At their estate planning conference, Jim and Jane discussed the following estate planning ideas and concerns:
- Wills for each of them which provide that at the first spouse's death everything will pass to the survivor.
- Providing in the Wills that at the survivor's death, a trust, with Jim's sister as trustee, will be established to provide for the support and education of children under the age of 22. Once their youngest child reaches age 22, the balance remaining in the trust will be divided equally among all the children.
- Appointing a guardian, Jane's brother and sister-in-law, for children under age 18 at the death of the survivor.
- A power of attorney for business and financial matters between the two of them and also from the two of them to Jim's sister.
- Naming each other and then Jim's sister for him and Jane's brother for her to make medical decisions in the event of incapacity. Also providing for access to medical information under the HIPAA law.
- Naming of beneficiary in the event the entire family dies in a common disaster.
- Organizing their assets with ownership and beneficiary designations to avoid probate at the first spouse's death and for optimum income tax planning with respect to retirement benefits.

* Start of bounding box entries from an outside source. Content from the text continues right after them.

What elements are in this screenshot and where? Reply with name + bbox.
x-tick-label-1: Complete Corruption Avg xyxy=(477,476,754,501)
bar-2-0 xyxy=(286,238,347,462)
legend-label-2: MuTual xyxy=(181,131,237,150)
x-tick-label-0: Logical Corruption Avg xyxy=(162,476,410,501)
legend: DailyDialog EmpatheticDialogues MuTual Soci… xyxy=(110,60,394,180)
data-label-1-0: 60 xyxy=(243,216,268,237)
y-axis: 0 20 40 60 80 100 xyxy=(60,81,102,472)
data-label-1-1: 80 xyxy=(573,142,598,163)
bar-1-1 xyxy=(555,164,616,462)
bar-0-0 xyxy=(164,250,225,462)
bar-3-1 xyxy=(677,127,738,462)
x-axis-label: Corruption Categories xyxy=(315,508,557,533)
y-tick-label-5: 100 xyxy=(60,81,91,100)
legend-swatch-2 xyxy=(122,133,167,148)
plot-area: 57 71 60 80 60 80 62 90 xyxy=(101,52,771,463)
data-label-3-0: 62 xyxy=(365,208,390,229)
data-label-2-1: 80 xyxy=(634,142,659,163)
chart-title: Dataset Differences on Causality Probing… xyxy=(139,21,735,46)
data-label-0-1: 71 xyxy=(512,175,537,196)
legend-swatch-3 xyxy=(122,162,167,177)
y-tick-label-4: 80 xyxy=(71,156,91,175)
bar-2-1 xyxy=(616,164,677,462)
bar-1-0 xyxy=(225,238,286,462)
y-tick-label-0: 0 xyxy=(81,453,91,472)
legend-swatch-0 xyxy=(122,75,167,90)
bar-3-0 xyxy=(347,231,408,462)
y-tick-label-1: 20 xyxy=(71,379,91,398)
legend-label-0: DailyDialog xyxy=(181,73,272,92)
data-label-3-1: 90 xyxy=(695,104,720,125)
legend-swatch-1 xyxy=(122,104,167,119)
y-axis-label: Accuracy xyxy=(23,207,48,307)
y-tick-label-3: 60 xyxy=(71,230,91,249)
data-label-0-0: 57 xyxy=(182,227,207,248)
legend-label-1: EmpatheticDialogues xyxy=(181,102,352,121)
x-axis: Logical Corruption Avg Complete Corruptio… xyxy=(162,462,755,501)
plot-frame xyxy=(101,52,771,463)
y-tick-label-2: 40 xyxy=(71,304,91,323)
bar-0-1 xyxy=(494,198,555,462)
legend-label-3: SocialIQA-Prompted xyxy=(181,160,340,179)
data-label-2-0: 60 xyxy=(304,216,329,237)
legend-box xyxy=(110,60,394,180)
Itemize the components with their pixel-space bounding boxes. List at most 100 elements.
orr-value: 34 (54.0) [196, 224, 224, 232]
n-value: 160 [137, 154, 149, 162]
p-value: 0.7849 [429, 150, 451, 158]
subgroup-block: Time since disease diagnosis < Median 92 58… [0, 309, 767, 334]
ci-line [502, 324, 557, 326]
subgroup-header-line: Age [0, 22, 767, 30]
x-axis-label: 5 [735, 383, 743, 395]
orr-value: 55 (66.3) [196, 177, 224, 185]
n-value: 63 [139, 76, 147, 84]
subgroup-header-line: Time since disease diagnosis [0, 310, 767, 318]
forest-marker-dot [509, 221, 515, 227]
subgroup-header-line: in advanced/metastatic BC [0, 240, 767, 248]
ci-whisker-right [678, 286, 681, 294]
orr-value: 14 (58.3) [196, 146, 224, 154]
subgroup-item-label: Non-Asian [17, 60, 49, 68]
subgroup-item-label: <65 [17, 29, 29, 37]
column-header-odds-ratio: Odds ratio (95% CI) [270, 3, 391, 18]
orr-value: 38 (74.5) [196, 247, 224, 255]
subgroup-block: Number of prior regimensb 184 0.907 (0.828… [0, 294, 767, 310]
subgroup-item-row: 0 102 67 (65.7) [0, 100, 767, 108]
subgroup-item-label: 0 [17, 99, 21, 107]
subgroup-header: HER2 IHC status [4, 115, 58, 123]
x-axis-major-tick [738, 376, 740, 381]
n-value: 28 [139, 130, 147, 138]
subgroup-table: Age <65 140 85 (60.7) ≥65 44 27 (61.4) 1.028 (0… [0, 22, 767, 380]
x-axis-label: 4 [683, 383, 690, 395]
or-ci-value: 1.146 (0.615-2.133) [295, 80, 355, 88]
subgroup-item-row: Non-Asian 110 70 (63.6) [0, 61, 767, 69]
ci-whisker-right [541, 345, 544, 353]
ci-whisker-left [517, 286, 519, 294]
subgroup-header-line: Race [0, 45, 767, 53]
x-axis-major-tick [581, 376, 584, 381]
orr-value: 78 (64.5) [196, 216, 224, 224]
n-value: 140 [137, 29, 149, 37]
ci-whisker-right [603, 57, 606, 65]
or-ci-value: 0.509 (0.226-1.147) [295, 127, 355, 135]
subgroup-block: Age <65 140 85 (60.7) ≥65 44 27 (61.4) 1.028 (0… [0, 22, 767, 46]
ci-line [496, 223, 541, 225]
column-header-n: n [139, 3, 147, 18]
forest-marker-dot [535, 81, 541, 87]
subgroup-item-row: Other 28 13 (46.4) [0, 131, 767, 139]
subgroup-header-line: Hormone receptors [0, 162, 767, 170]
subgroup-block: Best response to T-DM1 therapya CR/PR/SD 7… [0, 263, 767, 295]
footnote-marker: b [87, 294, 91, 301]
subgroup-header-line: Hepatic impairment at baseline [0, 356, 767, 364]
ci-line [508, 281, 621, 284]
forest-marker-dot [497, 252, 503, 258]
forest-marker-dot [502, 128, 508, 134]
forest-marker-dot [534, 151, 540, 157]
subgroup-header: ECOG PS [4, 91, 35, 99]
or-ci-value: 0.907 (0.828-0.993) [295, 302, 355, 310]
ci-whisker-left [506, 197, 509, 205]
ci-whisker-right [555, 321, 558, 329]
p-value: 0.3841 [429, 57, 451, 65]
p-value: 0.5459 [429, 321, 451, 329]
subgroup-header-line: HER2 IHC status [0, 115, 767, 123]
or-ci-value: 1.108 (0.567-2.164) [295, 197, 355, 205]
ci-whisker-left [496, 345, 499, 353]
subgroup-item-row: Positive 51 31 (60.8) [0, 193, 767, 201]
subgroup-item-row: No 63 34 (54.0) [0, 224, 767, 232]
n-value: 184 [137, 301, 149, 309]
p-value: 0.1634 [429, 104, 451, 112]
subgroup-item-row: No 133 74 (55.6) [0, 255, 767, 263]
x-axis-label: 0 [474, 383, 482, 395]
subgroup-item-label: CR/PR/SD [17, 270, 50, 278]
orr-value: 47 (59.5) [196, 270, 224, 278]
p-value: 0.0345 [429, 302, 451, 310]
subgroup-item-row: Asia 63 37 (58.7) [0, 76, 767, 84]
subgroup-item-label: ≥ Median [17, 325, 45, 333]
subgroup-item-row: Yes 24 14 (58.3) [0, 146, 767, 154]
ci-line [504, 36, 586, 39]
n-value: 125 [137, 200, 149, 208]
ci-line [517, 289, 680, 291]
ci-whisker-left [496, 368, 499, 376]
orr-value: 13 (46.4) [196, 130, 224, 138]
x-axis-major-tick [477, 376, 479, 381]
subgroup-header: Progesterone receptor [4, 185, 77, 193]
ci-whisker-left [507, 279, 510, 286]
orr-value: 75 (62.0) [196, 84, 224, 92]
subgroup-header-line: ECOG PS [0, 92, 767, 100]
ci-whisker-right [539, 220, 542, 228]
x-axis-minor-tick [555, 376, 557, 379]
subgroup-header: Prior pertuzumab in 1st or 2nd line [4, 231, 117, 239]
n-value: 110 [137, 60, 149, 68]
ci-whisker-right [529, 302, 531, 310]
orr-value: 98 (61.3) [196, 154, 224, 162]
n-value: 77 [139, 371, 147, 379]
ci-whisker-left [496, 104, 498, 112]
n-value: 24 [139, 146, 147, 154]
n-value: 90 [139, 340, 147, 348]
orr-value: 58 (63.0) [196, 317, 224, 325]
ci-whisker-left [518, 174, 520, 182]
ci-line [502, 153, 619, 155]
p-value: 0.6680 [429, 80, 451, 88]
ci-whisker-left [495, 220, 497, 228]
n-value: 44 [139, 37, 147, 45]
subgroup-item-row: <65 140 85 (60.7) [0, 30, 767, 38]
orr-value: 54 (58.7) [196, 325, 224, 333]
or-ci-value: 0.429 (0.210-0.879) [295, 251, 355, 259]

- Saving for college expenses through section 529 plans.
- Saving for their own retirement and taking full advantage of 401(k) opportunities.
- Titling their cars to minimize potential liability.
- Maintaining adequate liability insurance, including an umbrella policy.
- Inventorying and keeping their important legal documents in a secure safekeeping location.
- Deciding whether to become organ donors.
- Leaving written instructions for funeral and burial if Jim and Jane have a common fatality.